Since (x - 2) is a factor, we know that P(2) = 0.
- 2
Substitute x = 2 into the polynomial:
(2)³ + k(2)² + 7(2) - 10 = 0.
- 3
Simplify and solve for k:
8 + 4k + 14 - 10 = 0 ⇒ 4k + 12 = 0 ⇒ k = -3.
- 4
Now we have the full polynomial:
P(x) = x³ - 3x² + 7x - 10 - 5
To find the remainder when P(x) is divided by (x + 3), use the Remainder Theorem.
The remainder is P(-3).
- 6
Calculate P(-3):
(-3)³ - 3(-3)² + 7(-3) - 10 = -27 - 3(9) - 21 - 10.
- 7
Complete the arithmetic:
-27 - 27 - 21 - 10 = -85.
Answer: -85
Common mistakes
- ×Sign errors in the theorems: A common mistake is mixing up (x - a) and (x + a). Remember, if the factor is (x - a), you test P(a). If the divisor is (x + a), you find the remainder by calculating P(-a).
- ×Errors with negative numbers: When substituting a negative value like -2 into a polynomial, be careful with signs. For example, (-2)³ is -8, but -3(-2)² is -3(4) = -12. A slip here will derail the entire question.
- ×Subtraction in long division: When performing long division, you subtract an entire line of terms. A frequent error is mishandling the signs, e.g., (5x) - (-2x) becomes 3x instead of the correct 7x. Always think 'change the signs and add'.
No-calculator tips
- ✓Rational Root Theorem shortcut: To find an integer root for a polynomial, only test integer factors of the constant term. For x³ + 2x² - 5x - 6, you only need to test ±1, ±2, ±3, and ±6, not other numbers like 4 or 5.

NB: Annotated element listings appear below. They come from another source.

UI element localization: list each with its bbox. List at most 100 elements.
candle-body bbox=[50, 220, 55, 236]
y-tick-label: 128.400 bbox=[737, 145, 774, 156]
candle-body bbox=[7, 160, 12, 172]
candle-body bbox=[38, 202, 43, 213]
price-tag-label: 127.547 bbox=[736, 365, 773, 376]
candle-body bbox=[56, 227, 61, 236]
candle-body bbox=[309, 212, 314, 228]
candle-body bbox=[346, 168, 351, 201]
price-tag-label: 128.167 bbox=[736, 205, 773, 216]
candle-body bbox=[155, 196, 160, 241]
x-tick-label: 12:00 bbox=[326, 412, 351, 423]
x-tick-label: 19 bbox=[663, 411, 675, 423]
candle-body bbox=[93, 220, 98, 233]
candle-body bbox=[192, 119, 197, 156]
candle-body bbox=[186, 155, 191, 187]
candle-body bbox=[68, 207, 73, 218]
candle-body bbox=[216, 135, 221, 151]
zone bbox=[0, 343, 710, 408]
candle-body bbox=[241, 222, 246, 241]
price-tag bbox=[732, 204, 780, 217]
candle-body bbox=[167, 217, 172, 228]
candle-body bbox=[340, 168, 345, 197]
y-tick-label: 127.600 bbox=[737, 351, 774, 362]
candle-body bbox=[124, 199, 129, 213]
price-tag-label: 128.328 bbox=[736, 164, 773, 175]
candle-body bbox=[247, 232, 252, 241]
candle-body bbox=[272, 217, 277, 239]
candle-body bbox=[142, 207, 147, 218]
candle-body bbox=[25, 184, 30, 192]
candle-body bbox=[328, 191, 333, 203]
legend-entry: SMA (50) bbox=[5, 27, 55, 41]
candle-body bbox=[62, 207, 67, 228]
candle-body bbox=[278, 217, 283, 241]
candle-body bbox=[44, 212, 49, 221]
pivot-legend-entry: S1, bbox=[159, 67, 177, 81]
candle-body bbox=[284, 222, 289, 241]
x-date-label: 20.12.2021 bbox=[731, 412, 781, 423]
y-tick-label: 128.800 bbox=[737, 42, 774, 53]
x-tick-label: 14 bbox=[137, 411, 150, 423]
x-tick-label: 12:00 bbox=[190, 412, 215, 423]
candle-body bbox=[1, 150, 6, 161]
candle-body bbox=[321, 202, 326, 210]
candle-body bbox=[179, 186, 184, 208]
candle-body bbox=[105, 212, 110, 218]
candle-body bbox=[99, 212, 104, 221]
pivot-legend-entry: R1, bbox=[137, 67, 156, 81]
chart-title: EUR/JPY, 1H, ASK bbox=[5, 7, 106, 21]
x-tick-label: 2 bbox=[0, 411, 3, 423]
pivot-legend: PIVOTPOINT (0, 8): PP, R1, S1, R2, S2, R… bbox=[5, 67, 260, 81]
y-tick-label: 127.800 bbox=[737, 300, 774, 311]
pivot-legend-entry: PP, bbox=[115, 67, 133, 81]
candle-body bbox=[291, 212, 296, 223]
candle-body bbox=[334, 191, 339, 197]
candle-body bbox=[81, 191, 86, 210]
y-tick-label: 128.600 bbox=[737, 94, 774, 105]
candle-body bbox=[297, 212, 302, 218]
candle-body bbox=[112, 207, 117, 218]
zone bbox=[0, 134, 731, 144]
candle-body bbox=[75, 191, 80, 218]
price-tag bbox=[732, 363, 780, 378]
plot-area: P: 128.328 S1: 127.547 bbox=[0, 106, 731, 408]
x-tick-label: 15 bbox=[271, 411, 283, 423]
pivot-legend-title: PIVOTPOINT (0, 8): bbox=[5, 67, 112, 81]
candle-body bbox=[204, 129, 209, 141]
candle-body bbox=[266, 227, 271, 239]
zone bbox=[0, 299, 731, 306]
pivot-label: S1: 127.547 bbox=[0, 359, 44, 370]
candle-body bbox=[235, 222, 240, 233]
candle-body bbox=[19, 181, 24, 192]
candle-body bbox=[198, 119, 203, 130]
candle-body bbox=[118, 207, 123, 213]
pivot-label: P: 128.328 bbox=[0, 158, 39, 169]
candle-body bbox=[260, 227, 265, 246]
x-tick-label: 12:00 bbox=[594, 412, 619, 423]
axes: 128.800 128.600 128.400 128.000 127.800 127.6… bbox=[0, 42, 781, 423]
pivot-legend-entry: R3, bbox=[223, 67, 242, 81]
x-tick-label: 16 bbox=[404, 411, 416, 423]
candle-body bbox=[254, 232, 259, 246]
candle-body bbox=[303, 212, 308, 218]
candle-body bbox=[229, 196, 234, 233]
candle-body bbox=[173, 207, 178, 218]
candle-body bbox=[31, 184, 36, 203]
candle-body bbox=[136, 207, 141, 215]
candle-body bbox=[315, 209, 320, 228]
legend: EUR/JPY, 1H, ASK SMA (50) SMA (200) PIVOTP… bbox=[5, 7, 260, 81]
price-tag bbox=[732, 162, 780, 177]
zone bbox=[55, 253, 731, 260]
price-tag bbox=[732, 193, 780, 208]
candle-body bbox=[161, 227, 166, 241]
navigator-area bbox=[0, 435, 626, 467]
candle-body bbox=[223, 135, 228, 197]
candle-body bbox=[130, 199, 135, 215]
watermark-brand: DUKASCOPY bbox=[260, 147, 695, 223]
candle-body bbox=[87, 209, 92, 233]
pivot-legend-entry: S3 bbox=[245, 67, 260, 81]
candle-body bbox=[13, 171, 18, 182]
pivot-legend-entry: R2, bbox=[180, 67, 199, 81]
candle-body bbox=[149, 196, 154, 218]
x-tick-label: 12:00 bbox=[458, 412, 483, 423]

- ✓Quickly check for factor (x - 1): To test if (x - 1) is a factor, simply add up all the coefficients of the polynomial. If the sum is zero, then (x - 1) is a factor. For x³ - 2x² - 5x + 6, the sum is 1 - 2 - 5 + 6 = 0, so (x-1) is a factor.
- ✓Factor check by inspection: Once you have one linear factor (e.g., x-2) and have divided to get a quadratic (e.g., ax²+bx+c), do a quick mental check. The constant term of the linear factor (-2) times the constant of the quadratic (c) must equal the constant of the original cubic.